I tried to do partial sums, use #pragma unroll, give different optimization options to the OpenCL compiler, precalculate some variables, there was no change, so it looks that the compiler did its job in optimization. Doing partial sums actually worsened the situation, so it has no sense to try to optimize the C code by yourself, it's better to leave this job to the compiler.
Instructions:
Compilation (you need Android NDK, I used android-ndk-r9d):
arm-linux-androideabi-gcc -O3 -march=armv7-a -mfloat-abi=softfp -mfpu=neon -I. clconv.c -o clconv libOpenCL.so
(change clconv.c to whatever source you are compiling, they are all independent).
Run:
Install SSHServer from Ice Cold Apps, configure it and copy clconv and libOpenCL.so to
/data/data/com.icecoldapps.sshserver
with SFTP.
SSH to Nexus 5 and give these commands:
cd /data/data/com.icecoldapps.sshserver chmod 0755 clconv LD_LIBRARY_PATH=. ./clconv
Be aware that you don't have list access to /data and /data/data (ls will fail).

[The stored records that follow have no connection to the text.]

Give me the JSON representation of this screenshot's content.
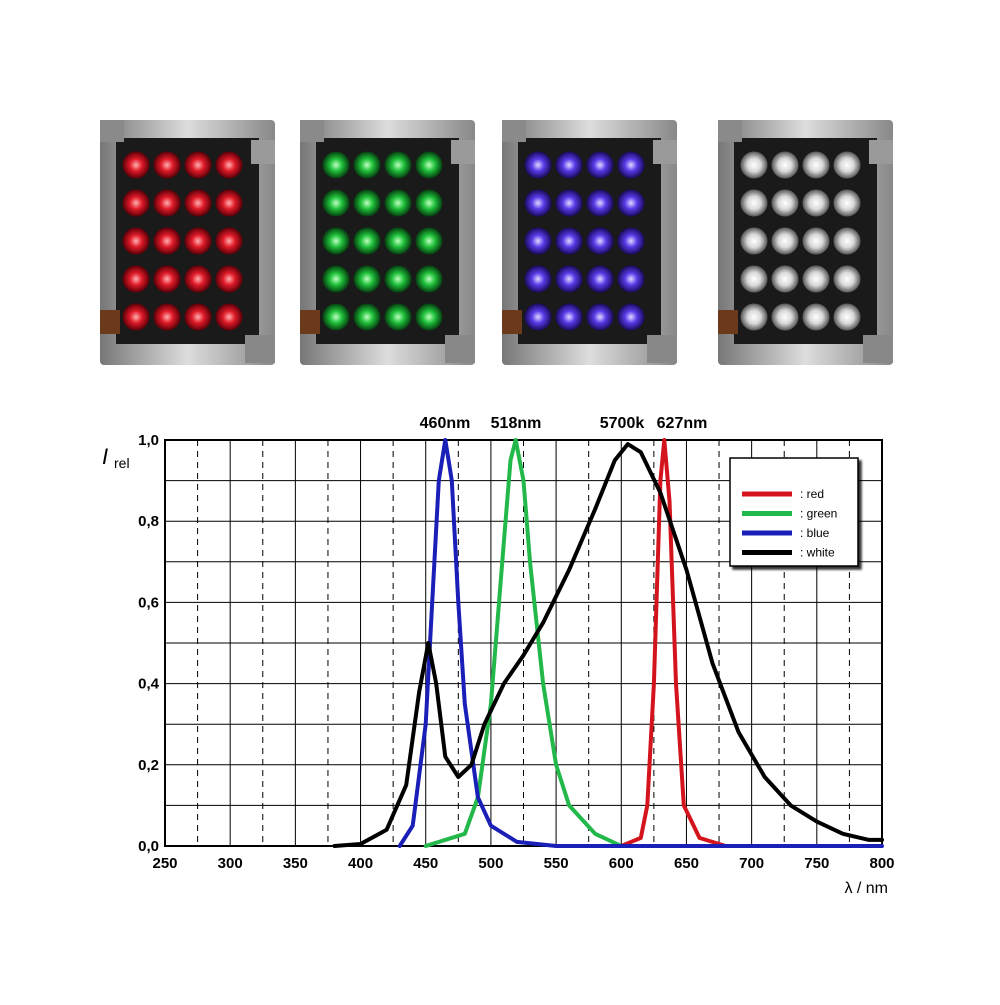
{
  "chart_data": {
    "type": "line",
    "annotations": [
      "460nm",
      "518nm",
      "5700k",
      "627nm"
    ],
    "y_label": "I",
    "y_label_sub": "rel",
    "x_label": "λ / nm",
    "xlim": [
      250,
      800
    ],
    "xticks": [
      250,
      300,
      350,
      400,
      450,
      500,
      550,
      600,
      650,
      700,
      750,
      800
    ],
    "x_minor_ticks": [
      275,
      325,
      375,
      425,
      475,
      525,
      575,
      625,
      675,
      725,
      775
    ],
    "ylim": [
      0,
      1.0
    ],
    "yticks": [
      {
        "value": 0,
        "label": "0,0"
      },
      {
        "value": 0.2,
        "label": "0,2"
      },
      {
        "value": 0.4,
        "label": "0,4"
      },
      {
        "value": 0.6,
        "label": "0,6"
      },
      {
        "value": 0.8,
        "label": "0,8"
      },
      {
        "value": 1.0,
        "label": "1,0"
      }
    ],
    "y_minor_ticks": [
      0.1,
      0.3,
      0.5,
      0.7,
      0.9
    ],
    "grid": true,
    "legend": "upper right",
    "series": [
      {
        "name": ": red",
        "color": "#d4141c",
        "x": [
          600,
          615,
          620,
          625,
          630,
          633,
          637,
          642,
          648,
          660,
          680
        ],
        "values": [
          0,
          0.02,
          0.1,
          0.4,
          0.9,
          1.0,
          0.85,
          0.4,
          0.1,
          0.02,
          0
        ]
      },
      {
        "name": ": green",
        "color": "#22b84a",
        "x": [
          450,
          480,
          490,
          500,
          510,
          515,
          519,
          525,
          530,
          540,
          550,
          560,
          580,
          600
        ],
        "values": [
          0,
          0.03,
          0.12,
          0.35,
          0.75,
          0.95,
          1.0,
          0.9,
          0.7,
          0.4,
          0.2,
          0.1,
          0.03,
          0
        ]
      },
      {
        "name": ": blue",
        "color": "#1a1fb8",
        "x": [
          430,
          440,
          450,
          455,
          460,
          465,
          470,
          475,
          480,
          490,
          500,
          520,
          550,
          800
        ],
        "values": [
          0,
          0.05,
          0.3,
          0.6,
          0.9,
          1.0,
          0.9,
          0.6,
          0.35,
          0.12,
          0.05,
          0.01,
          0,
          0
        ]
      },
      {
        "name": ": white",
        "color": "#000000",
        "x": [
          380,
          400,
          420,
          435,
          445,
          452,
          458,
          465,
          475,
          485,
          495,
          510,
          525,
          540,
          560,
          580,
          595,
          605,
          615,
          630,
          650,
          670,
          690,
          710,
          730,
          750,
          770,
          790,
          800
        ],
        "values": [
          0,
          0.005,
          0.04,
          0.15,
          0.38,
          0.5,
          0.4,
          0.22,
          0.17,
          0.2,
          0.3,
          0.4,
          0.47,
          0.55,
          0.68,
          0.83,
          0.95,
          0.99,
          0.97,
          0.87,
          0.68,
          0.45,
          0.28,
          0.17,
          0.1,
          0.06,
          0.03,
          0.015,
          0.015
        ]
      }
    ]
  }
}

libOpenCL.so is taken from here: https://maxlv.net/how-to-enable-opencl-on-nexus-5/
I have tried also with the latest drivers from Qualcomm (necessary to run the clconv_cpu.c, because the drivers present on the device lack the CPU OpenCL compiler):
In this case you need to copy to the device all the libraries present int Qualcomm-libs and point LD_LIBRARY_PATH to them.
Don't read the instructions given in the websites given in the links above, it's not necessary to root the device, unlock the bootloader or anything like this, just copy the files to /data/data/com.icecoldapps.sshserver, where you have access with SFTP, but enter directly in that directory, SFTP cannot list the /data directory, nor ssh can.